Electrorheology of a dilute emulsion of surfactant-covered drops

Abstract: The effects of surfactant coating on a deformable viscous drop under the combined action of a shear flow and a uniform electric field, are investigated by solving the coupled equations of electrostatics, fluid flow and surfactant transport. Employing a comprehensive three-dimensional solution technique, the non-Newtonian shearing response of the bulk emulsion is analyzed in the dilute suspension regime. The present results reveal that the surfactant non-uniformity creates significant alterations in the flow disturbance around the drop, thereby influencing the viscous dissipation from the flowing emulsion. This, in effect, triggers changes in the bulk shear viscosity.
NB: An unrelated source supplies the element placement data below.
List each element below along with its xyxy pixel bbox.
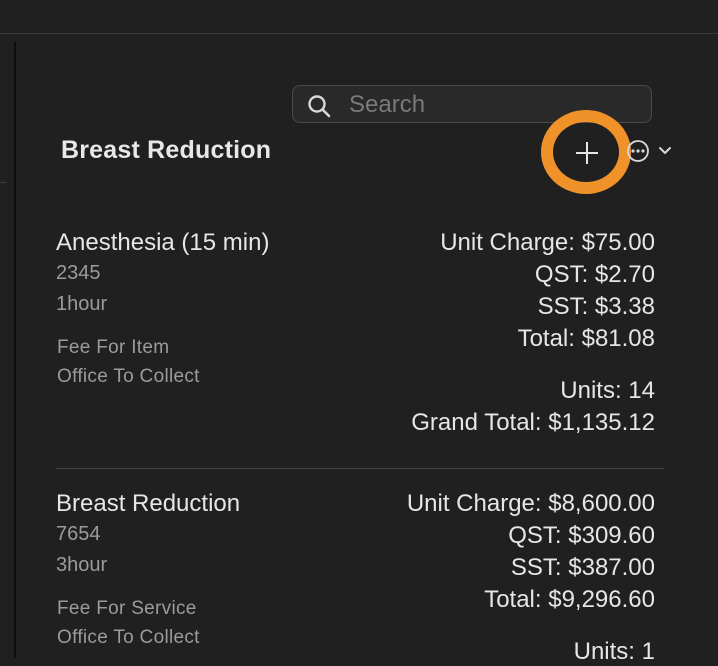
- item-qst: QST: $2.70: [534, 261, 655, 288]
- item-name: Breast Reduction: [56, 490, 241, 517]
- item-unit-charge: Unit Charge: $8,600.00: [406, 490, 655, 517]
- item-collector: Office To Collect: [57, 366, 200, 387]
- item-collector: Office To Collect: [57, 627, 200, 648]
- item-fee-type: Fee For Item: [57, 337, 170, 358]
- split-view-divider[interactable]: [14, 42, 16, 658]
- ellipsis-circle-icon: [627, 140, 649, 162]
- plus-icon: [576, 142, 598, 164]
- item-sst: SST: $3.38: [537, 293, 655, 320]
- item-duration: 1hour: [56, 293, 108, 315]
- window-toolbar: [0, 0, 718, 34]
- item-grand-total: Grand Total: $1,135.12: [411, 409, 655, 436]
- item-total: Total: $9,296.60: [484, 586, 655, 613]
- item-units: Units: 1: [573, 638, 655, 665]
- item-code: 2345: [56, 262, 101, 284]
- item-qst: QST: $309.60: [508, 522, 655, 549]
- item-name: Anesthesia (15 min): [56, 229, 270, 256]
- item-sst: SST: $387.00: [510, 554, 655, 581]
- item-code: 7654: [56, 523, 101, 545]
- item-unit-charge: Unit Charge: $75.00: [440, 229, 655, 256]
- item-total: Total: $81.08: [517, 325, 655, 352]
- sidebar-separator: [0, 182, 6, 183]
- item-fee-type: Fee For Service: [57, 598, 197, 619]
- item-divider: [56, 468, 664, 469]
- item-duration: 3hour: [56, 554, 108, 576]
- more-options-button[interactable]: [627, 140, 675, 162]
- section-title: Breast Reduction: [61, 136, 272, 164]
- item-units: Units: 14: [560, 377, 655, 404]
- search-icon: [308, 95, 331, 118]
- add-item-button[interactable]: [541, 110, 631, 194]
- chevron-down-icon: [659, 147, 671, 154]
It is striking to observe that the balance between electrical and hydrodynamic stresses is affected in such a way that surface tension gradient on the drop surface vanishes for some specific shear rates and the corresponding effective change in the bulk viscosity becomes negligible too. This critical condition hugely depends on the electrical permittivity and conductivity ratios of the two fluids and orientation of the applied electric field. Also the physical mechanisms of charge convection of surface deformation play their role in determining this critical shear rate. The charge convection instigated shear thinning or shear thickening behavior of the emulsion gets reversed due to a coupled interaction of the charge convection and Marangoni stress. In addition, the electrically created anisotropic normal stresses in the bulk rheology, get reduced due to the presence of surfactants, especially when the drop viscosity is much lesser than the continuous fluid. A thorough description of the drop-level flow physics and its connection to the bulk rheology of a dilute emulsion, may provide a fundamental understanding of a more complex emulsion system.